After a series of attacks on Christians in 2016, the Egyptian parliament faced considerable pressure to make good on its promise to issue a law creating a unified process of review and approval for church construction. Human Rights Watch says that the law, which was passed by parliament in August 2016, had been hammered out in secret negotiations between the Egyptian government and leaders from the nation’s three “Egyptian denominations.”

The 2016 law’s procedure has allowed for speedier approval of church construction, and over a thousand formerly illegal church buildings were licensed en masse in 2019. However, the law has been criticized heavily by leaders of the 18 “foreign denominations” because of a provision requiring that they submit their church construction requests through one of the “Egyptian denominations.”

According to the human rights group Eshhad, the 2016 law subordinated the Anglican Diocese of Egypt to the Protestant Church of Egypt for construction licensing purposes. All requests for new church construction or major renovation must be approved by the Protestant Church in Egypt’s president, Rev. Andrea Zaki, and construction licenses are issued in the name of the Protestant Church in Egypt.

This procedure was consistent with a court ruling earlier that year which said that the Anglican Diocese of Egypt belonged to the Protestant Church in Egypt and could only be represented by the latter body’s present in dealings with the government. The Protestant Church in Egypt has claimed that the ruling means that it also holds title to all the Anglican Diocese of Egypt’s property. The Egyptian government insists that the Protestant Church in Egypt approve all visas for Anglican Church workers. The Presbyterian Synod of the Nile’s only English-language web page, ironically, claims that it is engaged in ecumenical dialogue with Egypt’s Anglican Church.

The Diocese of Egypt’s bishop, Mouneer Anis, has frequently argued that the Anglican church should be recognized as an independent body, with the same right to represent itself in dealings with the state that it enjoyed before 2016. He points out that there were Anglican churches in Egypt before Presbyterian missionaries arrived and claims that the court ruling ignores significant theological and ecclesiological differences between Presbyterians and Anglicans.

Shortly after the 2016 court ruling, Anis told the Anglican Communion News Service, “There is a very long tradition of Anglicanism in Egypt. We simply cannot lose our identity as Anglicans there. We hope and pray that the Egyptian government and the legal authorities will recognize that we are an independent denomination.”

The Diocese of Egypt appealed the 2016 ruling, and a series of additional court cases have been opened since then, litigating contested claims between the two church bodies over particular pieces of church property. In a recent public statement referenced by Archbishop Idowu-Fearon, the Protestant Church in Egypt claimed total victory in the ongoing litigation, stating of a ruling issued two months ago, “this judgment is a comprehensive end.”

A July 17 statement posted on the Diocese of Egypt’s Facebook page in response, says that the Protestant Church of Egypt’s claim is “totally incorrect,” listing four cases and two appeals currently scheduled to appear before Egypt’s Supreme Administrative Court and Administrative Judiciary.
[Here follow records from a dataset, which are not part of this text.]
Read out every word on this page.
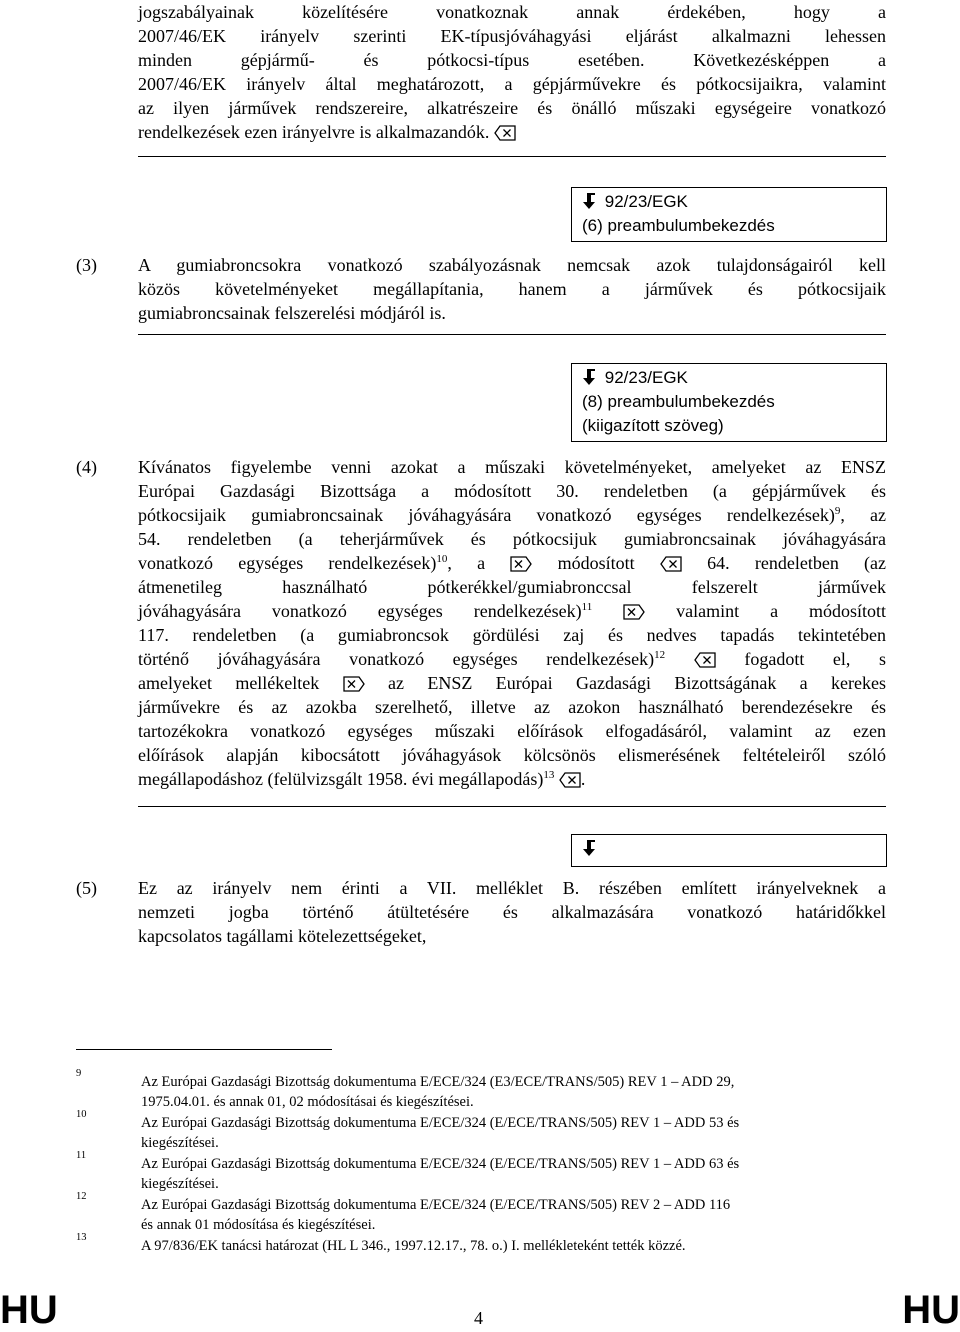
jogszabályainak közelítésére vonatkoznak annak érdekében, hogy a
2007/46/EK irányelv szerinti EK-típusjóváhagyási eljárást alkalmazni lehessen
minden gépjármű- és pótkocsi-típus esetében. Következésképpen a
2007/46/EK irányelv által meghatározott, a gépjárművekre és pótkocsijaikra, valamint
az ilyen járművek rendszereire, alkatrészeire és önálló műszaki egységeire vonatkozó
rendelkezések ezen irányelvre is alkalmazandók.
92/23/EGK
(6) preambulumbekezdés
(3) A gumiabroncsokra vonatkozó szabályozásnak nemcsak azok tulajdonságairól kell
közös követelményeket megállapítania, hanem a járművek és pótkocsijaik
gumiabroncsainak felszerelési módjáról is.
92/23/EGK
(8) preambulumbekezdés
(kiigazított szöveg)
(4) Kívánatos figyelembe venni azokat a műszaki követelményeket, amelyeket az ENSZ
Európai Gazdasági Bizottsága a módosított 30. rendeletben (a gépjárművek és
pótkocsijaik gumiabroncsainak jóváhagyására vonatkozó egységes rendelkezések)$^9$, az
54. rendeletben (a teherjárművek és pótkocsijuk gumiabroncsainak jóváhagyására
vonatkozó egységes rendelkezések)$^{10}$, a	módosított	64. rendeletben (az
átmenetileg használható pótkerékkel/gumiabronccsal felszerelt járművek
jóváhagyására vonatkozó egységes rendelkezések)$^{11}$	valamint a módosított
117. rendeletben (a gumiabroncsok gördülési zaj és nedves tapadás tekintetében
történő jóváhagyására vonatkozó egységes rendelkezések)$^{12}$	fogadott el, s
amelyeket mellékeltek	az ENSZ Európai Gazdasági Bizottságának a kerekes
járművekre és az azokba szerelhető, illetve az azokon használható berendezésekre és
tartozékokra vonatkozó egységes műszaki előírások elfogadásáról, valamint az ezen
előírások alapján kibocsátott jóváhagyások kölcsönös elismerésének feltételeiről szóló
megállapodáshoz (felülvizsgált 1958. évi megállapodás)$^{13}$ .
(5) Ez az irányelv nem érinti a VII. melléklet B. részében említett irányelveknek a
nemzeti jogba történő átültetésére és alkalmazására vonatkozó határidőkkel
kapcsolatos tagállami kötelezettségeket,
9
Az Európai Gazdasági Bizottság dokumentuma E/ECE/324 (E3/ECE/TRANS/505) REV 1 – ADD 29,
1975.04.01. és annak 01, 02 módosításai és kiegészítései.
10
Az Európai Gazdasági Bizottság dokumentuma E/ECE/324 (E/ECE/TRANS/505) REV 1 – ADD 53 és
kiegészítései.
11
Az Európai Gazdasági Bizottság dokumentuma E/ECE/324 (E/ECE/TRANS/505) REV 1 – ADD 63 és
kiegészítései.
12
Az Európai Gazdasági Bizottság dokumentuma E/ECE/324 (E/ECE/TRANS/505) REV 2 – ADD 116
és annak 01 módosítása és kiegészítései.
13
A 97/836/EK tanácsi határozat (HL L 346., 1997.12.17., 78. o.) I. mellékleteként tették közzé.
HU	4	HU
“We had hoped that all these differences would be resolved away from the general courts in implementation of the Bible’s teachings,” the Diocese of Egypt statement says. “Indeed, we submitted a proposal that solves the problem amicably through a memorandum that ensures mutual understanding and cooperation between the two communities, and we submitted this proposal in writing to the president of the evangelical community for submission to the General Evangelical Council, and we explained that the position of the Episcopal community is different from the Evangelical cult doctrines.

Unfortunately, we have not received any response to this friendly proposal, and we find no reason to force the people of the Episcopal community to belong to the evangelical community, as this is incompatible with the rights and freedoms set forth in Egypt’s great constitution of 2014.”

Correction: The Rev. Andrea Zakai, president of the Protestant Church of Egypt, was incorrectly referred to as “Rev. Emile Zakai” in an earlier version of this story.